China's PVC production is expected to total around 21 million tons, with 66 per cent of it being consumed within the country.
PVC prices in the Asia Domestic China market have continued their downward trend, reflecting persistent weak demand across key consuming sectors. The price dropped from approximately $680/MT in January 2025 to around $620/MT by May 2025, marking a clear softening in market sentiment. This ongoing decline is primarily driven by sluggish activity in construction and infrastructure industries that are typically major consumers of PVC.

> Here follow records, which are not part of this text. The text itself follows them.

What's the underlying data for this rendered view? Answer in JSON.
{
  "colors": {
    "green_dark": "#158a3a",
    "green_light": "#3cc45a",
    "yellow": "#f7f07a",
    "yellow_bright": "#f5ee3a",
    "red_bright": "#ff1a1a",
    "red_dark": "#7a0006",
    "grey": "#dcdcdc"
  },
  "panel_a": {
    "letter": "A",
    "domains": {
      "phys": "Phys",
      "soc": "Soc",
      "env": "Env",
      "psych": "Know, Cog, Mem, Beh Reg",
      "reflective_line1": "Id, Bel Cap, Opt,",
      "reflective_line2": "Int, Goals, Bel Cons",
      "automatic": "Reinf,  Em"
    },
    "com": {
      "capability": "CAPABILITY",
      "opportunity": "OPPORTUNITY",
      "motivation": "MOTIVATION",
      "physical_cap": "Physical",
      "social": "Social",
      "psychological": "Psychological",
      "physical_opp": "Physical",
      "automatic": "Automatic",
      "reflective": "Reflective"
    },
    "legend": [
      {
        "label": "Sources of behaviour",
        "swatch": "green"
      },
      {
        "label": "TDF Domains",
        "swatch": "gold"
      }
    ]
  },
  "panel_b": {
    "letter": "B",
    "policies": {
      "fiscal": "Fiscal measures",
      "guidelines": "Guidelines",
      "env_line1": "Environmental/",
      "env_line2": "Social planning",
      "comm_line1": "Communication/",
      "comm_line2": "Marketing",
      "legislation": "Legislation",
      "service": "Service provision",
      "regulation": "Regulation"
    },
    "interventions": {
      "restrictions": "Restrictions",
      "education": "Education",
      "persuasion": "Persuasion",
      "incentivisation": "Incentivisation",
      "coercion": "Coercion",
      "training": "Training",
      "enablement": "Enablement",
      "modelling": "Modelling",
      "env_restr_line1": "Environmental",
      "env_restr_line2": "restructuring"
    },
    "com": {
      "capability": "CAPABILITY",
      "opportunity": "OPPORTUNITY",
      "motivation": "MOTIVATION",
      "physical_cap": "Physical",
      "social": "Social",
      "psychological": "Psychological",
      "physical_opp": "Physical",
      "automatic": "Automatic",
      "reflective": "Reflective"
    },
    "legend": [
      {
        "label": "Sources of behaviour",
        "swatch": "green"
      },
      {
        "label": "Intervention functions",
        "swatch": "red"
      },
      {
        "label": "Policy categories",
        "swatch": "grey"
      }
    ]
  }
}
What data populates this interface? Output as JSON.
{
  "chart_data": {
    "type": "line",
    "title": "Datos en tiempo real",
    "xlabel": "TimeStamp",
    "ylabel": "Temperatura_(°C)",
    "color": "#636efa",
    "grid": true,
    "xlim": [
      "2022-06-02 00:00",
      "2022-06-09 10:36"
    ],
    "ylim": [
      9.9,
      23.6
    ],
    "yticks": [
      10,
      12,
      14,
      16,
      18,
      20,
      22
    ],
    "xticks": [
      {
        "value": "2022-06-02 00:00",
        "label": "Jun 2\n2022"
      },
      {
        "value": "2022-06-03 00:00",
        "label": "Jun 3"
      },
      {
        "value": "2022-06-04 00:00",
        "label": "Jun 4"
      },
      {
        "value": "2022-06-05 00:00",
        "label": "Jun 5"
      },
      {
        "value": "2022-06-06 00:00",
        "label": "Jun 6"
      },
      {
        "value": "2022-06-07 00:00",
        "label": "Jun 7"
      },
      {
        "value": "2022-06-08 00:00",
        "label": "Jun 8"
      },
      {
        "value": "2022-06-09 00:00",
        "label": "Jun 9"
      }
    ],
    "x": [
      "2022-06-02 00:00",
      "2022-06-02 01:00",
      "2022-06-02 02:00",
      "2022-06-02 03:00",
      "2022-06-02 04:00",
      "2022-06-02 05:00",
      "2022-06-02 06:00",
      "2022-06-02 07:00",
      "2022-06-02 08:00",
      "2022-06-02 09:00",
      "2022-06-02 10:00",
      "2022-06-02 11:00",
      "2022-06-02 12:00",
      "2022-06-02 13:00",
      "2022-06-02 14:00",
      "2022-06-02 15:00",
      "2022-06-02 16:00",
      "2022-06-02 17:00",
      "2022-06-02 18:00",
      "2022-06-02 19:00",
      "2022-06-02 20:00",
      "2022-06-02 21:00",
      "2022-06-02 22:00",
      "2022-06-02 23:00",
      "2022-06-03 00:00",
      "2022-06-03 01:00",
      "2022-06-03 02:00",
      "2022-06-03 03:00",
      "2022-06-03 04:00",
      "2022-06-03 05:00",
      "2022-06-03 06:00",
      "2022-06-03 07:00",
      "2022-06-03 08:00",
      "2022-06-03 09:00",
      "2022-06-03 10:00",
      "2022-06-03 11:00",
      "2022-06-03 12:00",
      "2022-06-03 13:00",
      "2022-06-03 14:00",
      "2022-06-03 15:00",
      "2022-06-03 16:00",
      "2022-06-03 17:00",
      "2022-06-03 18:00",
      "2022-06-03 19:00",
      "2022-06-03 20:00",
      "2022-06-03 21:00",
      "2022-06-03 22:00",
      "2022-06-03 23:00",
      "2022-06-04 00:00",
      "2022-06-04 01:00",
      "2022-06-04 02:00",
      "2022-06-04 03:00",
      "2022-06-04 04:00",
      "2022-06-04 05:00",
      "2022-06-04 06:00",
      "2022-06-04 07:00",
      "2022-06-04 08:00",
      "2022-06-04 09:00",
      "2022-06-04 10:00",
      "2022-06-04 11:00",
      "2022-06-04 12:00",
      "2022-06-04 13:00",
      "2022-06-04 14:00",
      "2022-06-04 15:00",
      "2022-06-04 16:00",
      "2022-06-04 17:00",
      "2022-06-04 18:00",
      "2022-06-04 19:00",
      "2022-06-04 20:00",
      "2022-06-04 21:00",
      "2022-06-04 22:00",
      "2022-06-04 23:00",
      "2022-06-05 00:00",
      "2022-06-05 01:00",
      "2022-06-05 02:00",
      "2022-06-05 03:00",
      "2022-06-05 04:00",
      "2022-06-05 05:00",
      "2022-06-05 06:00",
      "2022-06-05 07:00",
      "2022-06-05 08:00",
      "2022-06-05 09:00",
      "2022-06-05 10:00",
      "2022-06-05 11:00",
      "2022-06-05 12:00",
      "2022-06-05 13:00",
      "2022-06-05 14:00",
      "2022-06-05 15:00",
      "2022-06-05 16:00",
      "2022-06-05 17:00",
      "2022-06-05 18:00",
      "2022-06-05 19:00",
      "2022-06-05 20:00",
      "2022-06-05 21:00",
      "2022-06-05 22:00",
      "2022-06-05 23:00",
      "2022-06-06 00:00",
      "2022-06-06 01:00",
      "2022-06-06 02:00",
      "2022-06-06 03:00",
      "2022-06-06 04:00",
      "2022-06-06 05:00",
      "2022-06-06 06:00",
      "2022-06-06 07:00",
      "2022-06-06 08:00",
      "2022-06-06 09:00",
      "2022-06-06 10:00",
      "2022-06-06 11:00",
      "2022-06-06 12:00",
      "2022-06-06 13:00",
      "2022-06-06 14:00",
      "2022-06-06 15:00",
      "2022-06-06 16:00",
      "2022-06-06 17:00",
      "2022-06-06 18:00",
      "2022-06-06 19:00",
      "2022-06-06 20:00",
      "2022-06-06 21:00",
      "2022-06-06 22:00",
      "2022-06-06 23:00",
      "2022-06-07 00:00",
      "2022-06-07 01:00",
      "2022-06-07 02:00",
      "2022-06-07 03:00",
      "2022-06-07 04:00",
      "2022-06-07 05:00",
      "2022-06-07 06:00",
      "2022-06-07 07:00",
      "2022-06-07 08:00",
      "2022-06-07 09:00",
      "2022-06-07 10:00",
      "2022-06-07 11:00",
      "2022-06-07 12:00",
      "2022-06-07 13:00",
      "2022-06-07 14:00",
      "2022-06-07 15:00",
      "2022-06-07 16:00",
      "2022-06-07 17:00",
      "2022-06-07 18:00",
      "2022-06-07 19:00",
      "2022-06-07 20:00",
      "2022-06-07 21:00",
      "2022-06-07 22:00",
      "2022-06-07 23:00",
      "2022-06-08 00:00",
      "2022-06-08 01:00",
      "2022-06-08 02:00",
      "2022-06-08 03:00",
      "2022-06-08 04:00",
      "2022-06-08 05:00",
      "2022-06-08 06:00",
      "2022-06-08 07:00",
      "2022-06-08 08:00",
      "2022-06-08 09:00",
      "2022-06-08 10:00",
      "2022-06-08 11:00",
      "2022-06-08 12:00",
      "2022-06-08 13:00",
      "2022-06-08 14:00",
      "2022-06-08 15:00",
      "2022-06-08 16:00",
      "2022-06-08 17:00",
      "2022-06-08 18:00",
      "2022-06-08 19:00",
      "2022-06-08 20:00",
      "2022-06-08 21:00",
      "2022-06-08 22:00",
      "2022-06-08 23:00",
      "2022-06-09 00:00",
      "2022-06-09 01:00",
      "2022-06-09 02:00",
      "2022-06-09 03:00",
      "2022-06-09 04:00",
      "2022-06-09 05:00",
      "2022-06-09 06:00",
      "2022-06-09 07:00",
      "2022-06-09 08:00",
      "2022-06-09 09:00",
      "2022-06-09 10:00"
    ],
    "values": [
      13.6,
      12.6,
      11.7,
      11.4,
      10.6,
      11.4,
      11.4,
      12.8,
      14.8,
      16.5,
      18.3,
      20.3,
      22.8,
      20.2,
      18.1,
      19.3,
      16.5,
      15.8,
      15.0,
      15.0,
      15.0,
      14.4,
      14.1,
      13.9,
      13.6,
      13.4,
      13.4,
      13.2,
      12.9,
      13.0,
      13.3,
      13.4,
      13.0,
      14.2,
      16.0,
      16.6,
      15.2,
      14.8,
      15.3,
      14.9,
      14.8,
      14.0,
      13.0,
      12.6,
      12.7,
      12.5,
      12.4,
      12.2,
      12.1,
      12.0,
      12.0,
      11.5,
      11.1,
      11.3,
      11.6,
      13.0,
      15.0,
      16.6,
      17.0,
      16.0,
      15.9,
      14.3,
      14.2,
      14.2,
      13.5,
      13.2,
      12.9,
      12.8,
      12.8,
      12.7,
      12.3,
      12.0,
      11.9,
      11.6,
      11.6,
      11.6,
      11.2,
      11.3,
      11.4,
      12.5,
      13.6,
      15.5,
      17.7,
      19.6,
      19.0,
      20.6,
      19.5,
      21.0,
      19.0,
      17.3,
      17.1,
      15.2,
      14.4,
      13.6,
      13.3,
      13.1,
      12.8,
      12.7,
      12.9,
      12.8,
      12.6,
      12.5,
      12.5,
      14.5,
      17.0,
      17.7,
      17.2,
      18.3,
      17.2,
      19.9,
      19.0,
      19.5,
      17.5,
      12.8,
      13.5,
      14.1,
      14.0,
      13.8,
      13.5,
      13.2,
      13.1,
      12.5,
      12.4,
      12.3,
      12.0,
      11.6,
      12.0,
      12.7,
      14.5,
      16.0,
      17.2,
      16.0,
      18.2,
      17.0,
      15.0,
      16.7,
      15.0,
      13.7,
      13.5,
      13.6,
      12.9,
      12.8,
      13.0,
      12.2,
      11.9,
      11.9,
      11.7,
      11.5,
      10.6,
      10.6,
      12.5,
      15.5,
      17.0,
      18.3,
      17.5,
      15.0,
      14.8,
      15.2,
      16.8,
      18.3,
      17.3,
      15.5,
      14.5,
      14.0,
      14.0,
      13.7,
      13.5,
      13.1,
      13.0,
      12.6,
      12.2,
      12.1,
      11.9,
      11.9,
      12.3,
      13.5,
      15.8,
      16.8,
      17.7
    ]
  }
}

Looking at the historical pattern, PVC prices have been on a gradual decline since early 2023, when they were above $930/MT. A brief period of stabilisation was observed around mid-2024, with prices hovering near $770/MT in June 2024, but this was short-lived. Since then, the market has faced pressure from oversupply and lacklustre downstream demand. With no strong signs of demand recovery or stimulus in sight, PVC prices are likely to remain under strain in the near term. The EDC market has continued its downward trend since the beginning of 2025.
Figure 1: Sector-wise PVC consumption in India (in %)
Source: Alkali Manufacturers Association of India
A major factor influencing this trend is the continued weakness in the real estate sector, which typically drives around 70 per cent of total PVC demand. The slowdown in construction and infrastructure activity has directly impacted downstream consumption, contributing to softer market performance.